CBF and Oxygen Delivery in Relation to Clinical Outcome
Low CBF and CDO
2 in the early phase were associated with unfavorable outcome, but this did only hold true for CDO
2 in multiple logistic regressions and not in the vasospasm phase. The association among CBF and CDO
2 with outcome was hence stronger in the early phase than the vasospasm phase. One explanation could be that early CBF disturbances also predicts a worse neuro-ICU course, as early cerebral hypoperfusion tends to persist in the late course [
23] and has been associated with DIND [
48]. Apparently, early assessment of CBF and CDO
2 may be valuable to identify patients at risk of having poor outcome with the intention to individualize their treatment and change their destined clinical course. Another explanation for the association between low CBF and CDO
2 and worse outcome could be that the former two were metabolically downregulated following a more severe brain injury, although this was taken into account to some extent by adjusting for WFNS grade. However, overall, the weak association between CBF and CDO
2 and clinical outcome was expected, considering that the measurement only reflected a snapshot of the acute phase after aSAH.
Limitations
First, the associations between systemic and cerebral physiological variables and CBF and CDO2 were generally weak. This may be explained by that these latter two variables are regulated by a complex plethora of mechanisms that interact with each other rather than being determined by one single variable.
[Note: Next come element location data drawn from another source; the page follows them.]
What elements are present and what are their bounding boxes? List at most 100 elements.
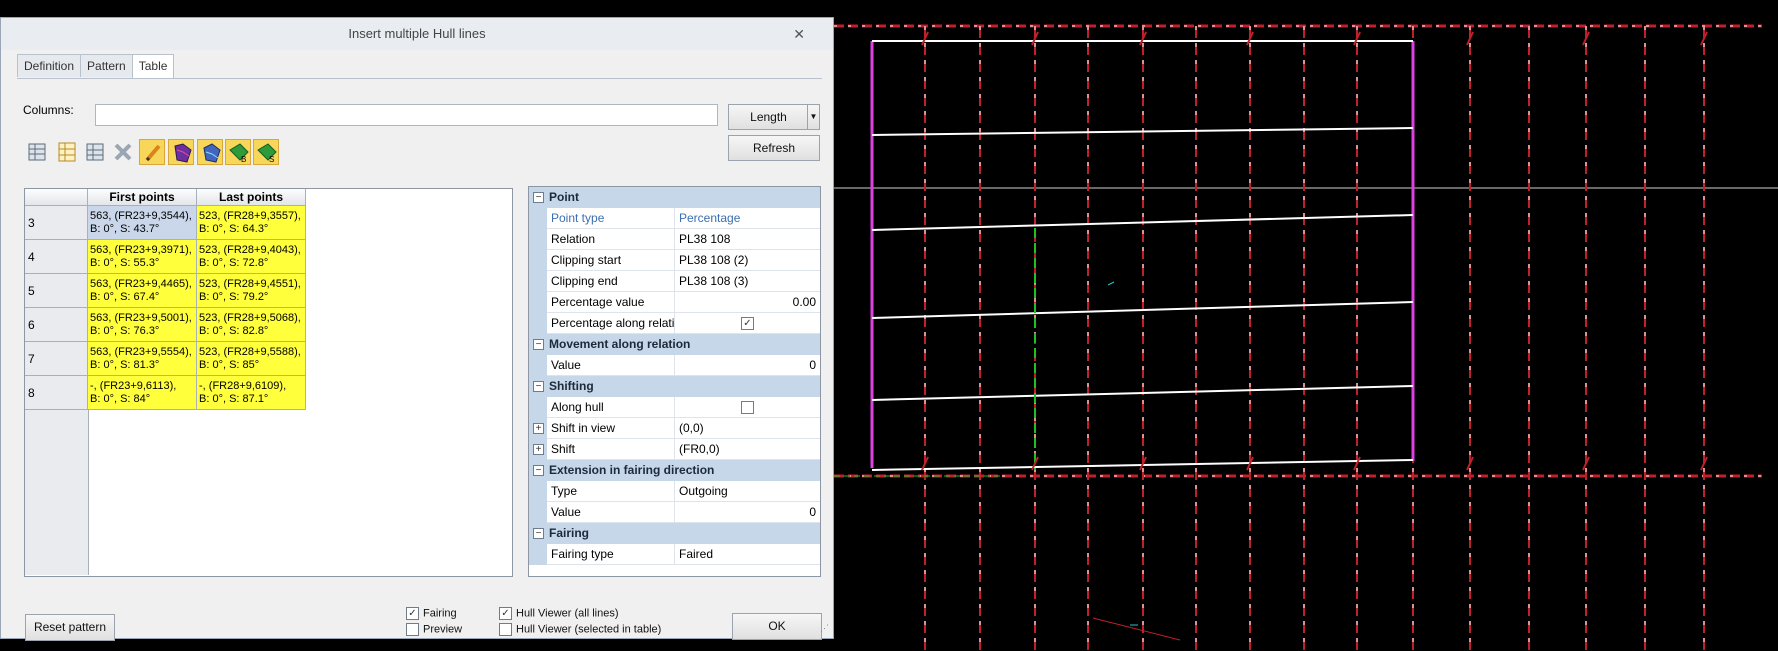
property-section[interactable]: − Extension in fairing direction <box>529 460 820 481</box>
last-point-cell[interactable]: 523, (FR28+9,5588), B: 0°, S: 85° <box>197 342 306 376</box>
row-number[interactable]: 3 <box>25 206 88 240</box>
property-row[interactable]: + Shift in view (0,0) <box>529 418 820 439</box>
row-number[interactable]: 5 <box>25 274 88 308</box>
hull-lines-table[interactable]: First points Last points 3 563, (FR23+9,3… <box>24 188 513 577</box>
table-row[interactable]: 7 563, (FR23+9,5554), B: 0°, S: 81.3° 523, … <box>25 342 306 376</box>
property-row[interactable]: Percentage value 0.00 <box>529 292 820 313</box>
property-row[interactable]: Clipping end PL38 108 (3) <box>529 271 820 292</box>
export-s-icon[interactable]: S <box>253 139 279 165</box>
delete-rows-icon[interactable] <box>82 139 108 165</box>
export-b-icon[interactable]: B <box>225 139 251 165</box>
first-point-cell[interactable]: 563, (FR23+9,4465), B: 0°, S: 67.4° <box>88 274 197 308</box>
first-point-cell[interactable]: 563, (FR23+9,5001), B: 0°, S: 76.3° <box>88 308 197 342</box>
last-point-cell[interactable]: 523, (FR28+9,4551), B: 0°, S: 79.2° <box>197 274 306 308</box>
table-row[interactable]: 8 -, (FR23+9,6113), B: 0°, S: 84° -, (FR28+… <box>25 376 306 410</box>
collapse-icon[interactable]: − <box>533 339 544 350</box>
dialog-titlebar: Insert multiple Hull lines ✕ <box>1 18 833 50</box>
property-value[interactable]: 0 <box>675 355 820 376</box>
property-value[interactable]: Outgoing <box>675 481 820 502</box>
hull-viewer-selected-option[interactable]: Hull Viewer (selected in table) <box>499 623 661 636</box>
collapse-icon[interactable]: − <box>533 192 544 203</box>
hull-viewer-selected-checkbox[interactable] <box>499 623 512 636</box>
insert-columns-icon[interactable] <box>54 139 80 165</box>
chevron-down-icon[interactable]: ▼ <box>807 104 820 130</box>
insert-rows-icon[interactable] <box>25 139 51 165</box>
property-section[interactable]: − Point <box>529 187 820 208</box>
property-row[interactable]: Type Outgoing <box>529 481 820 502</box>
last-point-cell[interactable]: 523, (FR28+9,3557), B: 0°, S: 64.3° <box>197 206 306 240</box>
property-row[interactable]: Value 0 <box>529 502 820 523</box>
table-row[interactable]: 6 563, (FR23+9,5001), B: 0°, S: 76.3° 523, … <box>25 308 306 342</box>
property-row[interactable]: Value 0 <box>529 355 820 376</box>
collapse-icon[interactable]: − <box>533 465 544 476</box>
first-point-cell[interactable]: 563, (FR23+9,3971), B: 0°, S: 55.3° <box>88 240 197 274</box>
tab-definition[interactable]: Definition <box>17 54 82 77</box>
hull-view-alt-icon[interactable] <box>197 139 223 165</box>
checkbox[interactable]: ✓ <box>741 317 754 331</box>
hull-viewer-all-checkbox[interactable]: ✓ <box>499 607 512 620</box>
column-header-last-points[interactable]: Last points <box>197 189 306 206</box>
property-value[interactable]: (FR0,0) <box>675 439 820 460</box>
row-number[interactable]: 4 <box>25 240 88 274</box>
last-point-cell[interactable]: -, (FR28+9,6109), B: 0°, S: 87.1° <box>197 376 306 410</box>
property-row[interactable]: Along hull <box>529 397 820 418</box>
column-header-first-points[interactable]: First points <box>88 189 197 206</box>
property-value[interactable]: PL38 108 (3) <box>675 271 820 292</box>
first-point-cell[interactable]: 563, (FR23+9,5554), B: 0°, S: 81.3° <box>88 342 197 376</box>
table-row[interactable]: 5 563, (FR23+9,4465), B: 0°, S: 67.4° 523, … <box>25 274 306 308</box>
property-row[interactable]: Percentage along relatio ✓ <box>529 313 820 334</box>
tab-table[interactable]: Table <box>131 54 175 79</box>
length-button[interactable]: Length <box>728 104 809 130</box>
edit-pencil-icon[interactable] <box>139 139 165 165</box>
last-point-cell[interactable]: 523, (FR28+9,4043), B: 0°, S: 72.8° <box>197 240 306 274</box>
refresh-button[interactable]: Refresh <box>728 135 820 161</box>
expand-icon[interactable]: + <box>533 444 544 455</box>
insert-hull-lines-dialog: Insert multiple Hull lines ✕ Definition P… <box>0 17 834 641</box>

It was also evident that severely deranged physiological variables were infrequent, which likely reduced any chance to detect an effect of these variables on CBF and CDO2. Second, PTT, ICP, CPP, CPPopt, PRx, and body temperature were calculated for 30 min centered on the time point of the Xe-CT. The reason for such a long interval was to get a stable value, particularly for CPPopt and PRx. However, if the physiological variables were calculated only for 1 min at the time point of the Xe-CT (data not shown), similar, but slightly weaker associations were found for CPPopt/PRx and CBF and CDO2. Third, the study group was highly selected to be patients in a bad clinical situation, who were intubated and with specific requirements on the monitoring for inclusion in the study. This, together with the limited number of individuals could explain why some tests did not reach statistical significance. Fourth, reduced CBF may be explained a reduction in energy metabolic demand by, e.g., concurrent brain injury, hypothermia and sedation rather than ischemia. However, the burden of hypoperfusion and critical hypoperfusion was calculated as the percent of cortical brain areas with CBF < 20 mL/100 g/min and CBF < 10 mL/100 g/min, respectively. These measures rather reflect the proportion of focal hypoperfusion rather than global changes related to sedation, etc. Fifth, including the patients treated with DIND may have influenced the overall results but excluding the patients with DIND from the univariate correlation analyses did not affect the associations. Sixth, DIND was diagnosed based on clinical ground by experienced clinicians, although it was possible that false positives and negatives (silent brain infarctions) occurred to some extent. Seventh, ABP was measured at heart level which overestimates CPP to some extent when the head of the bed is elevated but this did not affect the calculation of ∆CPPopt because it is the difference between CPP and CPPopt. The results may have been confounded by that a smaller group of patients receiving HHH therapy was placed in supine position but the results did not change when those patients were excluded from the analysis.